Wieviel Einfluß ein qualitativ hochwertiges Kunstwerk auf die Wahrnehmung der Menschen hat, davon berichtete die Architektin Francine M. J. Hauben aus Delft. Sie leitet ein anerkanntes Architekten-Büro, dessen Bauwerke mittlerweile weltweite Beachtung finden. „Die Menschen wollen Gebäude, in denen die Sehnsucht nach dem Anderen, Höheren zum Ausdruck kommt.” Nicht eine Kultur der Ruinen sei das Ziel, sondern das Gefühl des Erhabenen. Das zeigte sie am profanen Neubau der Universitätsbibliothek von Delft auf, dessen Lichtführung der einer Kirche gleichkommt. Die katholische Friedhofskapelle St. Laurentius in Rotterdam wiederum wurde als eindrucksvoller „Durchgang” entworfen in Form einer Ellipse. Der Friedhofsbesucher oder der Tote wird symbolisch hingeführt zu einem anderen, neuen, ewigen Leben.

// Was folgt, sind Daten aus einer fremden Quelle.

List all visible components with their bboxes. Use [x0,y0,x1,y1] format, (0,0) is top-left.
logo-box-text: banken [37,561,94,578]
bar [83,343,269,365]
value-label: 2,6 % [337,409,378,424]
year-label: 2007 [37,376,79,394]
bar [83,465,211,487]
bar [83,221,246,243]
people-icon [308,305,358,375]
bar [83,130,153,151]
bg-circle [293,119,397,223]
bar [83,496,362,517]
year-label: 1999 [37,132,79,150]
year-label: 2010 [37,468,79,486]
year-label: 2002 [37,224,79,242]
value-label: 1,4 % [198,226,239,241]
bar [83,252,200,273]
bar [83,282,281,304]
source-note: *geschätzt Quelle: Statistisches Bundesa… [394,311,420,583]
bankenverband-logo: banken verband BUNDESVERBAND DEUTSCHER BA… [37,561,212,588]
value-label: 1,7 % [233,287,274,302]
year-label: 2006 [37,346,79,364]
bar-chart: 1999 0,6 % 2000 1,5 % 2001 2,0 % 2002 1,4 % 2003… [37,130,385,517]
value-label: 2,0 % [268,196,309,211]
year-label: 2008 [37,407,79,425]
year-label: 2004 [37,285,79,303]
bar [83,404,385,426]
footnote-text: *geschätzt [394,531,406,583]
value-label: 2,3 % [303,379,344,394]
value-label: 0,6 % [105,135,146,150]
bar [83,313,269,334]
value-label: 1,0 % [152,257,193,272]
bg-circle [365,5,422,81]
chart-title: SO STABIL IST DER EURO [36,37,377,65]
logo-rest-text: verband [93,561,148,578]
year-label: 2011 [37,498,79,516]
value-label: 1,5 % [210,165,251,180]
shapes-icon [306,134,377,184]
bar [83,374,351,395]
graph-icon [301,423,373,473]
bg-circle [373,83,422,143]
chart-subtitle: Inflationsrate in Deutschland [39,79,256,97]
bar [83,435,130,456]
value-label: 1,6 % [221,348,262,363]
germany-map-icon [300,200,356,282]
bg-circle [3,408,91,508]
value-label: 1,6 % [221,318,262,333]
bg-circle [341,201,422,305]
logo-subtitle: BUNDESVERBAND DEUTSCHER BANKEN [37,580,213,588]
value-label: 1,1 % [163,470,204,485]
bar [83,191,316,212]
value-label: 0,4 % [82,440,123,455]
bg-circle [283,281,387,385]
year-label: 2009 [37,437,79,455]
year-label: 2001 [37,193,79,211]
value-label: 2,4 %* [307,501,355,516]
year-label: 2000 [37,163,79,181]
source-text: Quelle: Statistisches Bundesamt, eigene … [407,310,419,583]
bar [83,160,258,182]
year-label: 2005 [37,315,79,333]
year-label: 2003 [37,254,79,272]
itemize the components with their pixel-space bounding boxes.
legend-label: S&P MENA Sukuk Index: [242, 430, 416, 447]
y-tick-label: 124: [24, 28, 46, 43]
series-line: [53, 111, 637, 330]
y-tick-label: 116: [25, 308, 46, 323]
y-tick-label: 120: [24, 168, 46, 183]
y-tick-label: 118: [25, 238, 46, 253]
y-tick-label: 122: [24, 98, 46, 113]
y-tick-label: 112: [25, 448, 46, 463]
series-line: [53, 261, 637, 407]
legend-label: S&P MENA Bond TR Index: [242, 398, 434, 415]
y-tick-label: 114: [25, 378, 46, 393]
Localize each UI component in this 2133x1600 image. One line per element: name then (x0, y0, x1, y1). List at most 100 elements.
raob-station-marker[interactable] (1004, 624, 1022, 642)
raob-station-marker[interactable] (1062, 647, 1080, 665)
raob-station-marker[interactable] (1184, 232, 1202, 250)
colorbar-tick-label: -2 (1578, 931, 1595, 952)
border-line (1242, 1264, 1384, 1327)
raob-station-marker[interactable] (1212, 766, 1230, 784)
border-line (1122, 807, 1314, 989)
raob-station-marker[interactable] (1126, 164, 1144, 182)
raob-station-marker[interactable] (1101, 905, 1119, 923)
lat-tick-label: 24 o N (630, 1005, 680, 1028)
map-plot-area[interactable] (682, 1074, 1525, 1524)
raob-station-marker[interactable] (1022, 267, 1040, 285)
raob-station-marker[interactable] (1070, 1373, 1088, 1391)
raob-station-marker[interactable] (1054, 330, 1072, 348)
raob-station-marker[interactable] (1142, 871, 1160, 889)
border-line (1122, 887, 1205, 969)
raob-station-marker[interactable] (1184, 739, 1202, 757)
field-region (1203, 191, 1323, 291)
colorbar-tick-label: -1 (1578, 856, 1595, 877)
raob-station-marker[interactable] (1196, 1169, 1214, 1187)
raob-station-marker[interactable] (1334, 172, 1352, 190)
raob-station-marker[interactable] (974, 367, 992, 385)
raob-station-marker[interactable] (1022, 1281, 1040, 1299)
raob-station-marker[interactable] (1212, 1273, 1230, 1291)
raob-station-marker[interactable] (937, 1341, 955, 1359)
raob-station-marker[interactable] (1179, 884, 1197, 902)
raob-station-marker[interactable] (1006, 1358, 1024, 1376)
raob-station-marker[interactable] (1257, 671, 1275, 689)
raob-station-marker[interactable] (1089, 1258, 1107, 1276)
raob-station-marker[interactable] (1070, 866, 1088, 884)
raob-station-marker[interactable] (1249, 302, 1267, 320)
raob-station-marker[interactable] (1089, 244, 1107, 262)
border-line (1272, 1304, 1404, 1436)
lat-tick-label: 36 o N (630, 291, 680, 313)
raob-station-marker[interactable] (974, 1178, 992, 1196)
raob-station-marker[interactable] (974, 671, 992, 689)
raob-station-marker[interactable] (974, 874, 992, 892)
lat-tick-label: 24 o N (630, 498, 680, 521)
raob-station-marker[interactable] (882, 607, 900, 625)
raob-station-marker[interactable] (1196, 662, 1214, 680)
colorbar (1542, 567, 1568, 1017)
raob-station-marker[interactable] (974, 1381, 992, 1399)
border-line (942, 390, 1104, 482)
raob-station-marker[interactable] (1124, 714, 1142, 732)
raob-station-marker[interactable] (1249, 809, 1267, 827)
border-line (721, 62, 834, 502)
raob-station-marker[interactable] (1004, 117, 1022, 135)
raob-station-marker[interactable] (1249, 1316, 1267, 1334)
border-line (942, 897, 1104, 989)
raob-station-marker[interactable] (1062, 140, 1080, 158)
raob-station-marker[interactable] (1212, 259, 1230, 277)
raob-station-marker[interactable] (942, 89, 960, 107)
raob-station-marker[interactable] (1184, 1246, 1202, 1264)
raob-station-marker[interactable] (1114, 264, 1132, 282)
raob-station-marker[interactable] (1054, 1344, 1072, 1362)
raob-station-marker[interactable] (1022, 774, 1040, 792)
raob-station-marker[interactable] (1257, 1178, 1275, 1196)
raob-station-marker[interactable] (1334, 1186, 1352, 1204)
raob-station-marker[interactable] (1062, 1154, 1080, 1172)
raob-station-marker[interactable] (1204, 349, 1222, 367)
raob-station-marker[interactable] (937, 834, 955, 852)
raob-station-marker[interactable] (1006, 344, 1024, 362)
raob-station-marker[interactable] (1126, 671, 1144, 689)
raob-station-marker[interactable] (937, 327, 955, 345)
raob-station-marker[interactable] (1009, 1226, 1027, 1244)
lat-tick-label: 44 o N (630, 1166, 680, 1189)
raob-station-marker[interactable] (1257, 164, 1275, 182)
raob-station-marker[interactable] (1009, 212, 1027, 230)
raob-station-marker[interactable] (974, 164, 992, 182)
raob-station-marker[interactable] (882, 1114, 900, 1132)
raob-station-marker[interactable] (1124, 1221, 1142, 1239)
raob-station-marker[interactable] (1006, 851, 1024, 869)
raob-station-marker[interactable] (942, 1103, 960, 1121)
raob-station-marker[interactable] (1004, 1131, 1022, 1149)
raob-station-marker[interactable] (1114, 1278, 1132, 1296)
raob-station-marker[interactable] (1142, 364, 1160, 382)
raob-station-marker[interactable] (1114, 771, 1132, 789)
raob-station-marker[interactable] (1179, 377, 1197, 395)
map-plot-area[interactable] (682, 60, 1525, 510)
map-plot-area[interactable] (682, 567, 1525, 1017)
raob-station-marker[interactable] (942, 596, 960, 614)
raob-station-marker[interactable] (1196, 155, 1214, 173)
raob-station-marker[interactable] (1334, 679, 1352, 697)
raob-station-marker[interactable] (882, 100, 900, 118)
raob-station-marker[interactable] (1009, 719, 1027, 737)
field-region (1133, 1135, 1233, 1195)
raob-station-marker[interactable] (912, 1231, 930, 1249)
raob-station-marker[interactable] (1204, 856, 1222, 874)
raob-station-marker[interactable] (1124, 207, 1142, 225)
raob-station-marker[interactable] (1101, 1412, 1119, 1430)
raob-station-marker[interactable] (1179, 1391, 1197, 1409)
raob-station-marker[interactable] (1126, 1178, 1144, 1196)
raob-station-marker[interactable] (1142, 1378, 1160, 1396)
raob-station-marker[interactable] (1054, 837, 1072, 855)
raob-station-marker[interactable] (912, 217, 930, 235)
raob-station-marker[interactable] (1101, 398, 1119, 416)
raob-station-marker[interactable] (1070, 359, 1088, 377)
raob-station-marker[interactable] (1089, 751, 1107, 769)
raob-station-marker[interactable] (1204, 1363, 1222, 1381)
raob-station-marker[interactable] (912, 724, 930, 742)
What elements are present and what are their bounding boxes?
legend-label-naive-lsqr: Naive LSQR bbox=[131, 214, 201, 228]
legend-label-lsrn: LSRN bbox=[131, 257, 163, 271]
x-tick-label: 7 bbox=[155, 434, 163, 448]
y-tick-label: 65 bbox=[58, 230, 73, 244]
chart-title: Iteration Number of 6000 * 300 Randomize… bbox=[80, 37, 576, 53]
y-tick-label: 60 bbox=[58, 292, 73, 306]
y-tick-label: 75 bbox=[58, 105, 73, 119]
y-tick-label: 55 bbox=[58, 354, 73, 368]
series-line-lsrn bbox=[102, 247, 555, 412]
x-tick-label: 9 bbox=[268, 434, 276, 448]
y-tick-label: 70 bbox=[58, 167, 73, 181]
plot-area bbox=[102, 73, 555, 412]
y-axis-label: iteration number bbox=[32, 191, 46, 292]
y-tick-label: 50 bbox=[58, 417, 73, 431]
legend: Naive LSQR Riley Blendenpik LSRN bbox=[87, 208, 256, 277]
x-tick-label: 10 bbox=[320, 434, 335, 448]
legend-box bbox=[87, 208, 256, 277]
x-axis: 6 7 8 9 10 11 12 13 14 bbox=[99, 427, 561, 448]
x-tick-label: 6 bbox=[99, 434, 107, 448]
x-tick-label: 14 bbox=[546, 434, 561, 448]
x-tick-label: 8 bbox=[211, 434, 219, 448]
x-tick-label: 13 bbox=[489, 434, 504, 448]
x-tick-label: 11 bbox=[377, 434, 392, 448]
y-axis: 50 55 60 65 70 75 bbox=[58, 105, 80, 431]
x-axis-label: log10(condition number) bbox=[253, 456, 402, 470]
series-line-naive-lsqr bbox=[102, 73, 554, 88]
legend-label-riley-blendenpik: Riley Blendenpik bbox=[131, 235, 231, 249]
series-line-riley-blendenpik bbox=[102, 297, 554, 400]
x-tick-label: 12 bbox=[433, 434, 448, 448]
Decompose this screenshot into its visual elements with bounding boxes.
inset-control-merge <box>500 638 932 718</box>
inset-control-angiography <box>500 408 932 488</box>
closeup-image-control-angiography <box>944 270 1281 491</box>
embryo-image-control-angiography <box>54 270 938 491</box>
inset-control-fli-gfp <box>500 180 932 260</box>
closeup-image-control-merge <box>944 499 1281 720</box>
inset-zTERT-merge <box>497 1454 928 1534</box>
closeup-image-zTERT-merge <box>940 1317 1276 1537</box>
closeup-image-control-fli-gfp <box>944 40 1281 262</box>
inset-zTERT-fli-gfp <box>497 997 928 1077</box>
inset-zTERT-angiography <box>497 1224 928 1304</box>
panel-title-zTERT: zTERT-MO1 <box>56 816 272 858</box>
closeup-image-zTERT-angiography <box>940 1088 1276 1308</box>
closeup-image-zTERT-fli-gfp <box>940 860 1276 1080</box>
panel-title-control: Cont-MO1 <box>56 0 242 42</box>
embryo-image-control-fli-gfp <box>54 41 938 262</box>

Meine Hände sind sein Hände
Wie zeitgenössische Künstler sich einen Zugang schaffen zum „Überirdischen” – dies war der Anstoß zur vielbeachteten Ausstellung „Gott sehen” in den Räumen der ehemaligen Kartause Ittingen im Schweizer Kanton Thurgau im Frühjahr. Dreizehn Künstler hatten mit zum Teil sehr eigenwilligen Arbeiten auf die ihnen gestellte Frage geantwortet: „Was verbindest Du mit Gott?” Die Kuratorin Dorothee Messmerberichtete von einem Kunstwerk, das besonderes Aufsehen erregte: San Keller baute Knetmasse auf und bat die Besucher, ihn selbst anhand einer Fotografie leiblich abzubilden. Es ging ums Mitschaffen wie um Grenzerfahrung: Wie läßt sich die Schöpfung„bilden”? Die New Yorker Künstlerin Louise Bourgeois hatte ein Metallkreuz („The Cross”) aufgestellt, an dessen Horizontalen am Ende zwei Hände angefügt waren, die wie echte Gliedmaßen aussahen. Meine Hände sind seine Hände. Seine Hände sind unsere Hände. Das Projekt sei so angelegt gewesen, daß im spirituell aufgeladenen Raum der ehemaligen Kartause Kunst nach dem „letzten Bild” sucht, erläuterte Dorothee Messmer. Sie habe viele Gruppen durch die Ausstellung geführt. Jedesmal habe es eine intensive Diskussion gegeben darüber, wie und ob Gott „darstellbar” ist. Aber, so Messmer, unser Denken geschieht in Bildern! Folgt daraus nicht ganz richtig, dass man sich immer ein Bild machen sollte – auch von Gott?´Mit einem Kreuz, das die Münchner Künstlergruppe „Empfangshalle”- der Name stammt vom ersten gemein samen Atelier der Bildhauer Michael Gruber und Corbinian Böhm – im naheliegenden Kloster Hegne ausstellte, wurde ein Kunstwerk präsentiert, dessen Ausstrahlung für die Gegenwart in hervorragender Weise Gültigkeit hat. Aus vielen einzeln aufgehängten Marmor-Stücken in Weiß entstand ein „Kreuz für das 21. Jahrhundert”, das im gleichnamigen Wettbewerb des Diözesanmuseums Freising. Anfang dieses Jahres ausgezeichnet wurde (vgl. CiG Nr. l, Titelbild). Das erdverbundene Steinmaterial scheint wie kleine Himmelskörper zu schweben, die von unsichtbaren Kräften angezogen sind. Leichtigkeit und Schwere, Immanenz und Transzendenz kommen anschaulich zueinander im Zeichen des christlichen Kreuzes. Eine Harmonie, die in der Gebrochenheit, in der Torheit, die das Kreuz ja auch symbolisiert, beispielgebend sein kann.